GOOD: respond with just the chunk text, cleanly formatted.
BAD: dump the Step A / B / C / D / E trace into the chat.

## Exceptions

If the user explicitly asks for the pipeline trace, scoring details, BM25
breakdown, vector scores, RRF fusion, reranking, or says things like "show me
the full output", "show the steps", "explain how it got there", then return
the full tool output verbatim.

Once saved, the system prompt editor should look similar to this (the GOOD / BAD example section and the Exceptions block are visible):

LM Studio system prompt editor showing the azure-ai-search final-answer-only rule with Example and Exceptions sections

Portable rules

The same text works as a Cursor .cursor/rules/azure-ai-search-final-answer-only.mdc with alwaysApply: true, as a Claude Desktop system message, or as the system field in any OpenAI-compatible API call. Any MCP-aware client can use it.

Step 6: Ask a Question

Close the system prompt, and with the azure-ai-search integration still enabled, send one of the demo queries from the hybrid-search article. For example:

mcp azure-ai-search AppDXHelper.exe

The model will reason, decide the search tool is appropriate, and ask permission to call it. LM Studio surfaces this as a gated tool call with the exact arguments it wants to pass:

LM Studio asking permission to call the search tool with query AppDXHelper.exe, showing Proceed, Deny and Deny with Reason buttons

Click Proceed (or tick Always allow search from mcp/azure-ai-search to skip the prompt next time). Behind the scenes, LM Studio will:

  1. Spawn the docker run --rm -i azure-ai-search-mcp container.
  2. Send the JSON-RPC tools/call for search over stdio.
  3. Stream the tool's response (the full pipeline trace) back into the model's context.
  4. Let the model generate the final assistant message using that trace.
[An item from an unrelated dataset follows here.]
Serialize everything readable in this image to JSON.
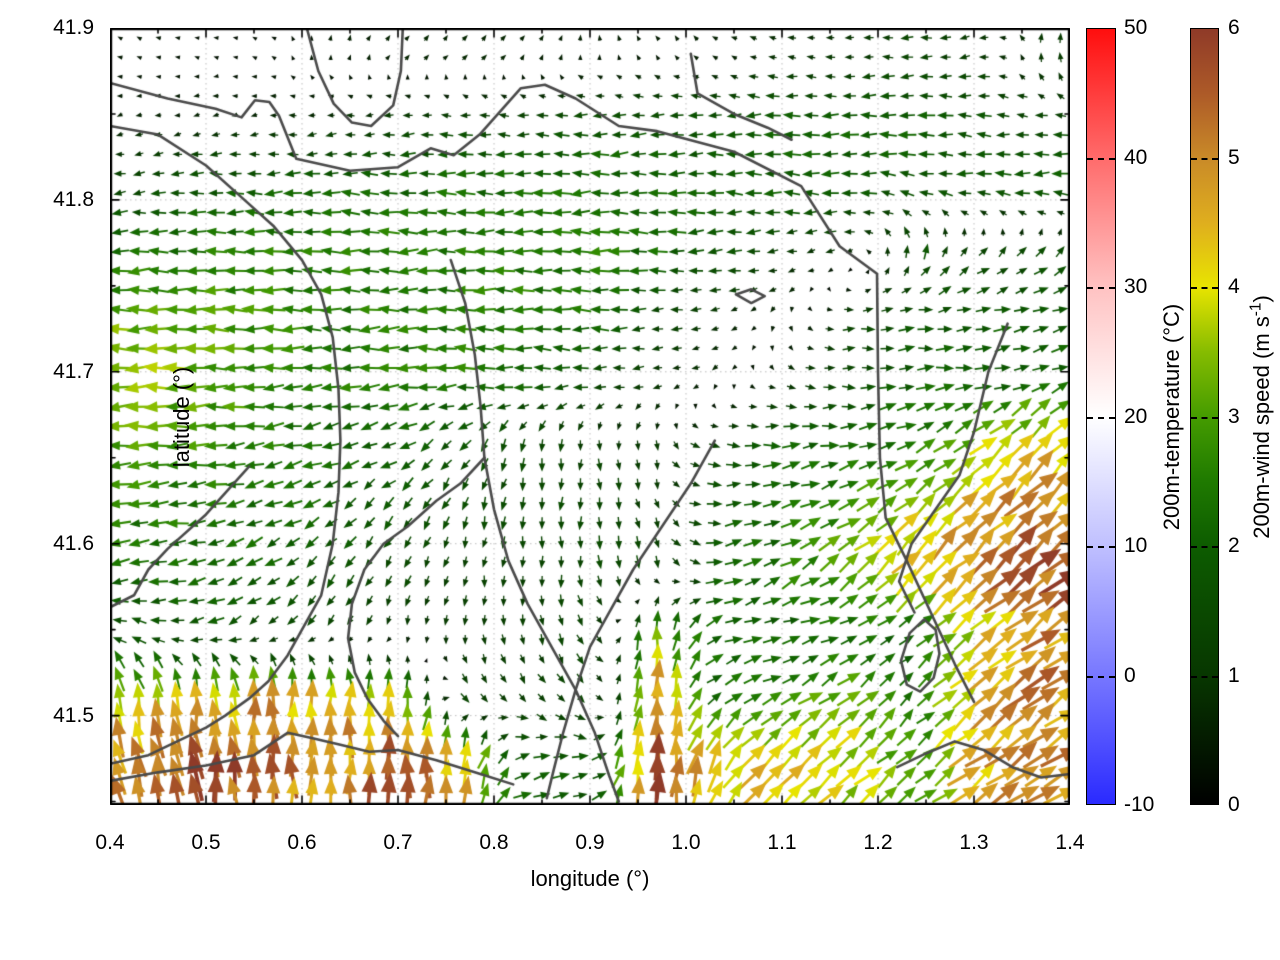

Step 7: Read the Clean Final Answer

Because of the system prompt from Step 5, the model discards the Step A to E trace and only renders the FINAL ANSWER chunk text to you, formatted cleanly:

LM Studio chat showing the rendered final answer - a numbered verification step about AppDXHelper.exe being the ControlUp process to uninstall

If you ever need the full pipeline trace for debugging (BM25 scores, cosine similarity, RRF contributions, rerank scores), just ask for it explicitly: "show me the full output" or "explain how it got there". The Exceptions clause in the rule tells the model to pass everything through verbatim in that case.

Why This Setup Matters

  1. Fully offline. The model weights run on your GPU/CPU via LM Studio, and the MCP server runs in a local Docker container. Your knowledge base, your queries, and the model's reasoning never leave the machine.
  2. Same pipeline as Cursor. The MCP server is bit-identical to the one used in the hybrid-search article. You are exercising the same BM25 + vector + RRF + cross-encoder code path, just with a different client and a local model.
  3. Portable rules. The Cursor rule, the LM Studio system prompt, and a Claude Desktop system message are interchangeable plain-text blocks. You author the behavior once and reuse it across every MCP client.
  4. Cheap to experiment. Because everything is local, you can iterate on the knowledge base (drop new .md files into files_converted/, rebuild the image), swap in a smaller or larger model, or tune BM25 / RRF constants without worrying about API quotas.

Key Takeaways

  1. LM Studio is both a local LLM runtime and an MCP client, so any MCP server you run for Cursor can be reused here with the same mcp.json.
  2. Model choice matters: pick a model with a Tool Use capability badge, otherwise the search tool will never be invoked.
  3. The hybrid-search MCP server returns the full pipeline trace by design. A one-page system prompt is all it takes to keep the chat UX clean while still having the trace on demand.
  4. This pattern generalizes: any local pipeline you wrap as an MCP server (custom RAG, code search, log search) instantly becomes usable from every MCP-aware client, online or offline.